I would like to know how $\binom {n}2 = \dfrac{n^2}{2}$ works out while I'm reading a proof on this page.
I have tried several ways, but I couldn't. i.e.
we knew that combinatorics formula that says, $\binom {n}2 = \dfrac{n!}{2! (n - 2)!} = ?$ the problem is that I don't how to get off from the binomial coefficient.
I went to Stirling's formula which says approximately, $n! \sim \sqrt{2 \pi n}{(\dfrac{n}{e})}^n = {(2\pi n)}^\dfrac{1}{2}{(\dfrac{n}{e})}^n$ since $n^n > e^n$, therefore $\dfrac{n^n}{e^n}$ goes bigger as n approaches to infinity. I don't know also how to simplify this into more small parts ..

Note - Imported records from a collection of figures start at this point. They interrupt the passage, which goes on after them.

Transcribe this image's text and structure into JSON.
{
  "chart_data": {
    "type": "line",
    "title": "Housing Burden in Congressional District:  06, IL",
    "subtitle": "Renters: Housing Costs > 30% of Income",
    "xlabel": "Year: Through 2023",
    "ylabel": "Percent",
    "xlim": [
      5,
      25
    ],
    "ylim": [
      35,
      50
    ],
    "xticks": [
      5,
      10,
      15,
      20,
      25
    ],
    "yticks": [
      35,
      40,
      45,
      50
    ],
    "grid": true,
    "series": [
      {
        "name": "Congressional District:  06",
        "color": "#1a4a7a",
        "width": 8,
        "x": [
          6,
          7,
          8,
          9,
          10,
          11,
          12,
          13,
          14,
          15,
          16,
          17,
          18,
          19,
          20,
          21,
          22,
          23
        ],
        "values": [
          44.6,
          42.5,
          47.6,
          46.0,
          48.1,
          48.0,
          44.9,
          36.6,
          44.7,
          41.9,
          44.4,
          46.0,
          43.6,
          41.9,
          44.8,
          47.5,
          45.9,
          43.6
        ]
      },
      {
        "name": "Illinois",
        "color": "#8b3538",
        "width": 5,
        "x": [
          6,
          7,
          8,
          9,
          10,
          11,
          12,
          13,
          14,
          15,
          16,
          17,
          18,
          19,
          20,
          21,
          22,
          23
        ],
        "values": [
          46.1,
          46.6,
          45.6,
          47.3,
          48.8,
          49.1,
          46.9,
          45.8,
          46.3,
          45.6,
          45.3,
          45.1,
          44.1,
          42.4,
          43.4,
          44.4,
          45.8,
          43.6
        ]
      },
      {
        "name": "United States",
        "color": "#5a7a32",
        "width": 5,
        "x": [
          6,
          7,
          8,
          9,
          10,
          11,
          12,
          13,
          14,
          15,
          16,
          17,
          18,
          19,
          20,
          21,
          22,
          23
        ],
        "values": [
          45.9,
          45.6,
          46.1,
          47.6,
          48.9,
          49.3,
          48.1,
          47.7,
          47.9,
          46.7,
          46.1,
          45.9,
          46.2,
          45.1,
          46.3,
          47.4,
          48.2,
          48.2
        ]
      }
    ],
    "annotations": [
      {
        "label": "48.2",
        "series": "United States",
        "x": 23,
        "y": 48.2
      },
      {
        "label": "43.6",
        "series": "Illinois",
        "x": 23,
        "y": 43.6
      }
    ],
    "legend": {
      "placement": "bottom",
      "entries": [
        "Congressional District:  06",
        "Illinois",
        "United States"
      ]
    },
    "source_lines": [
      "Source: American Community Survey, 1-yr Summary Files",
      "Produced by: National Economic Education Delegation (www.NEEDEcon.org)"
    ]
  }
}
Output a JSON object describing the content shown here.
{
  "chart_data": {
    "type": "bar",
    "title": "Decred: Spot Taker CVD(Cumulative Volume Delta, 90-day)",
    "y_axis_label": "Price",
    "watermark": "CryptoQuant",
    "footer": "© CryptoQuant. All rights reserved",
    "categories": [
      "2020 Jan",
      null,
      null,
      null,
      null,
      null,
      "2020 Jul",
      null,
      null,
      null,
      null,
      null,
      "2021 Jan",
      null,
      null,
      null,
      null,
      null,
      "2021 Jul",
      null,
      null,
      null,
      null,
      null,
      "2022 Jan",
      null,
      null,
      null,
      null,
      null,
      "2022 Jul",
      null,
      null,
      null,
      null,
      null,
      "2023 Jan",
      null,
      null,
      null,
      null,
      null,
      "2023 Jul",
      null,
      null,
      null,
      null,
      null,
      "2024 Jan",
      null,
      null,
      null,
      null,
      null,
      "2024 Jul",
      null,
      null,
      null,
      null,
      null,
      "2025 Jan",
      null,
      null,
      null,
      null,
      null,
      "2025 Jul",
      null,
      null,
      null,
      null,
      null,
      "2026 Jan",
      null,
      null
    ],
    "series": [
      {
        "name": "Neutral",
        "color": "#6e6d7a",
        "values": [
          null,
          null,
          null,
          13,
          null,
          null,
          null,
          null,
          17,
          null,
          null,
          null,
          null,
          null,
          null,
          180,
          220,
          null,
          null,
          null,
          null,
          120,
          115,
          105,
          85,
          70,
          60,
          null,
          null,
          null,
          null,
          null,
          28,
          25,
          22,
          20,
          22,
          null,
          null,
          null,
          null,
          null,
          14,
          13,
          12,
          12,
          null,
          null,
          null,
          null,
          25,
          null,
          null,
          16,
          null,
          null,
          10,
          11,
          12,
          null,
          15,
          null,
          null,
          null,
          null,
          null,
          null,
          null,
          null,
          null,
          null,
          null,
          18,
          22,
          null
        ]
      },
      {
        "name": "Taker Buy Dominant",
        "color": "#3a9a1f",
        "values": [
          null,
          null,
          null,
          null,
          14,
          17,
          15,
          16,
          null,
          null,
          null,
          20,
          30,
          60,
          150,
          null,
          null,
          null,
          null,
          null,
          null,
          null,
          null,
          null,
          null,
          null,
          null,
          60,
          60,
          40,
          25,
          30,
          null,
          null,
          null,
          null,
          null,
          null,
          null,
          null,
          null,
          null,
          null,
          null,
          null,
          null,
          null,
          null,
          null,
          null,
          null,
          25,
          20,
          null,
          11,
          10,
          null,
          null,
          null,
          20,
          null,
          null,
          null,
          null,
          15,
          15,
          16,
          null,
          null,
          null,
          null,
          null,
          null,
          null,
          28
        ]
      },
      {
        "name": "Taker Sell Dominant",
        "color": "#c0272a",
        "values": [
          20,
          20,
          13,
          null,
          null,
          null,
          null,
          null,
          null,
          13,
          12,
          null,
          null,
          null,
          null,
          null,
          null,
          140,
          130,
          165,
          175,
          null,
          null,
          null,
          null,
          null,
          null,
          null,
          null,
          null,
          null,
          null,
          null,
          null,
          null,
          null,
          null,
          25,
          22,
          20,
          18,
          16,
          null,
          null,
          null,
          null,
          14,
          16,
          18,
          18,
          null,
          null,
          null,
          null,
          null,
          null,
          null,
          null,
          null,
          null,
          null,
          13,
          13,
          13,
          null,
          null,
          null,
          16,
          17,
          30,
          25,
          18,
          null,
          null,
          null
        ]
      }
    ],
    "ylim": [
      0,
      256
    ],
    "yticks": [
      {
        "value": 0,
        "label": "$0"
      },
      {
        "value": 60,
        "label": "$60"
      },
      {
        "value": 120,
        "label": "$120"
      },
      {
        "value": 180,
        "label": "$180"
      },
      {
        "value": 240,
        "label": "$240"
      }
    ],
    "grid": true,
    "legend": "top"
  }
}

Rosen in his book "Discrete Mathematics and Its Applications" [Rosen07, P.151] says that "factorial function grows extremely rapidly as n grows"; So, I try to connivance myself from this page that $\binom {n}2 = \dfrac{n^2}{2}$ but I couldn't get it. Also, I know why this is true since the factorial function grows very quickly as n grows, so it is obviously not polynomial, instead it is exponential algorithm as it seems. So, why the lower bound is $O(n^2)$ "polynomial" and not "exponential"?
Thank you.
They are not equal; ${n \choose 2} = \frac{n(n-1)}{2}$. But the difference between them is $n/2$, which is small enough that it can be rolled into the correction term in your link.